Less invasive endovascular aneurysm repair (EVAR) offers an improved survival benefit for patients with ruptured abdominal aortic aneurysms (AAA) compared with surgical repair, according to study results presented Jan. 22 at the International Symposium on Endovascular Therapy (ISET) in Miami Beach, Fla. But long-term mortality remained high in both groups.
Patients with a ruptured AAA have a high probability of dying within the next five years whether the treatment modality is open surgery or endovascular repair, Sherif Sultan, MB, MD, of the Western Vascular Institute at University College Hospital in Galway, Ireland, told Cardiovascular Business. “What we found was a survival benefit in the first three years” with EVAR, he said.
Sultan and colleagues designed a single-center study to compare outcomes between AAA patients who underwent endovascular repair or open repair between 2002 and 2012. Their primary endpoint was aneurysm-related survival, all-cause survival and major adverse cardiovascular events. Secondary endpoints were length of hospital and intensive care unit (ICU) stays and the influence of comorbidities.
Of the 106 confirmed ruptured AAAs, 75 were treated by open surgery and 31 by EVAR. Overall 30-day mortality was higher in the surgery group, at 65 percent vs. 32 percent in the EVAR group. Thirty-day aneurysm-related survival was higher in the EVAR group, at 70 percent vs. 33 percent. There was no statistical difference in all-cause mortality, though. Total aneurysm-related mortality was 12.5 percent in the first week, 25 percent at one month, 37.7 percent at six months, 50 percent at one year and 90 percent at five years.
Although long-term mortality is similar between the treatments, EVAR offers a number of advantages such as improved quality of life and lower costs, Sultan said. Their analysis showed that EVAR procedure time was shorter and blood transfusions were less common in the EVAR group.
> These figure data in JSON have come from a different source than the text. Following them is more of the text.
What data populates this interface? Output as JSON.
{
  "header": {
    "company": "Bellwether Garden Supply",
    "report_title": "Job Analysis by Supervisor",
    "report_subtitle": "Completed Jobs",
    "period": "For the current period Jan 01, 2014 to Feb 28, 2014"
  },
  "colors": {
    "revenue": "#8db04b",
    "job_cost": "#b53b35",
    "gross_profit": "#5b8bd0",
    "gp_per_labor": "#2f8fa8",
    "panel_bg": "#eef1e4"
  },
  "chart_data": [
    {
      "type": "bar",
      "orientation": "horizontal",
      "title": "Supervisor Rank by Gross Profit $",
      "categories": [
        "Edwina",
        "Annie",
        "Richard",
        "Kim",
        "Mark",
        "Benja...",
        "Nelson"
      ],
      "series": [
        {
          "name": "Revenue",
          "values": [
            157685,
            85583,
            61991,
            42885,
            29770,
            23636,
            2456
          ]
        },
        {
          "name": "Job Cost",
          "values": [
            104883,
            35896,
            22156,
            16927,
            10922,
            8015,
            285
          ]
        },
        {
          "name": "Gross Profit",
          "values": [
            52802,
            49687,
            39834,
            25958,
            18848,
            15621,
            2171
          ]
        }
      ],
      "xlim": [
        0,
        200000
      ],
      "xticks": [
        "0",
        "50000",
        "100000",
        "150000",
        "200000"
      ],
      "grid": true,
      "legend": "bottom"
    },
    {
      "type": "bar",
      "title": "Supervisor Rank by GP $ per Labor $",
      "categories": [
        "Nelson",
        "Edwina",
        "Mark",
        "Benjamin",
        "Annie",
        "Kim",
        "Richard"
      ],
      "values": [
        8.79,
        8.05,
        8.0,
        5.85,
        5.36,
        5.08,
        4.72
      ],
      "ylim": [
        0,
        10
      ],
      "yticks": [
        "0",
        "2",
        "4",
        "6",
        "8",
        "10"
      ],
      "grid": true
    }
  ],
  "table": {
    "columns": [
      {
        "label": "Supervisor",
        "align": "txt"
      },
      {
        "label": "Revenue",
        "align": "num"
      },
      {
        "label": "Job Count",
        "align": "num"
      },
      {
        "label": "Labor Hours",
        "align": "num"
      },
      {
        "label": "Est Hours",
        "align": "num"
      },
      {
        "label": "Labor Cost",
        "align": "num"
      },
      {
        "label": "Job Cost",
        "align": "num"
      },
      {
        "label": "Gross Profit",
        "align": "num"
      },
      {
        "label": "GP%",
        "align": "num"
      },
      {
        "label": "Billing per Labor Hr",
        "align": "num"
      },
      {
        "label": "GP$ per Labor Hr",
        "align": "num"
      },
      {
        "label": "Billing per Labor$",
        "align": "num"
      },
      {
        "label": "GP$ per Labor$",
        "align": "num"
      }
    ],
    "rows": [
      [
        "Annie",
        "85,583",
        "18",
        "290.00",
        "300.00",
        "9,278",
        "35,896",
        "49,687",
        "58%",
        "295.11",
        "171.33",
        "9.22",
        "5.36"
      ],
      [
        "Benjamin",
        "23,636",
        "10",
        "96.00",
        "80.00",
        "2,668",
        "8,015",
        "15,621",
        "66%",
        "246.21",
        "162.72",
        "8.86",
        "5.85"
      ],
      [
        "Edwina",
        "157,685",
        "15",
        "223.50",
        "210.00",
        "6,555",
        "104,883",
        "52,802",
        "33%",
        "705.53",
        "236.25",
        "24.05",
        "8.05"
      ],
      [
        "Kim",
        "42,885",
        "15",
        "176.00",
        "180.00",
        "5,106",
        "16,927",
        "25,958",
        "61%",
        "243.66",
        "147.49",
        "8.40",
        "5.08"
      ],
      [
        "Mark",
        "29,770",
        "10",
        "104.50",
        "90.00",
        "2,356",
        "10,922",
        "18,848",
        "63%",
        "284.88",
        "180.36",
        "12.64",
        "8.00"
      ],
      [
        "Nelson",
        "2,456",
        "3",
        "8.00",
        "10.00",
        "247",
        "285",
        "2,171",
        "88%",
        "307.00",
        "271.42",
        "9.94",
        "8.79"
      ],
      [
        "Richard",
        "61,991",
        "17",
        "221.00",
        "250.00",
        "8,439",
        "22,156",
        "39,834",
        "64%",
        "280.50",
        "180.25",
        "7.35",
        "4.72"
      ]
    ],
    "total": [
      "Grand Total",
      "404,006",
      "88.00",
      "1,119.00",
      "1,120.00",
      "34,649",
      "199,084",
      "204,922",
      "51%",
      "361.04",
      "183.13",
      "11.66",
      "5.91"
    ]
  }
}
Post-operative hospital stays were on average almost two days shorter with EVAR, and post-operative ICU stays on average were four days shorter.
Complications appeared to be fewer. None of the EVAR group experienced bowel ischemia (0 percent vs. 11.1 percent of the open repair group), or renal failure (0 percent vs. 22.2 percent). The EVAR group had a lower rate of MI but a higher rate of stroke.
“This service is cost effective with better quality of life for the patient,” Sultan said.
The next step in the research plan is to develop computational models to evaluate thresholds for intervention below the standard diameters of 5.5 cm for men and 4.8 cm for women. Sultan's clinical group already treats AAA patients before they reach those diameters. “At 5.5, the chance of rupture is so huge,” he said. “You are sending the patient to a Russian roulette game.”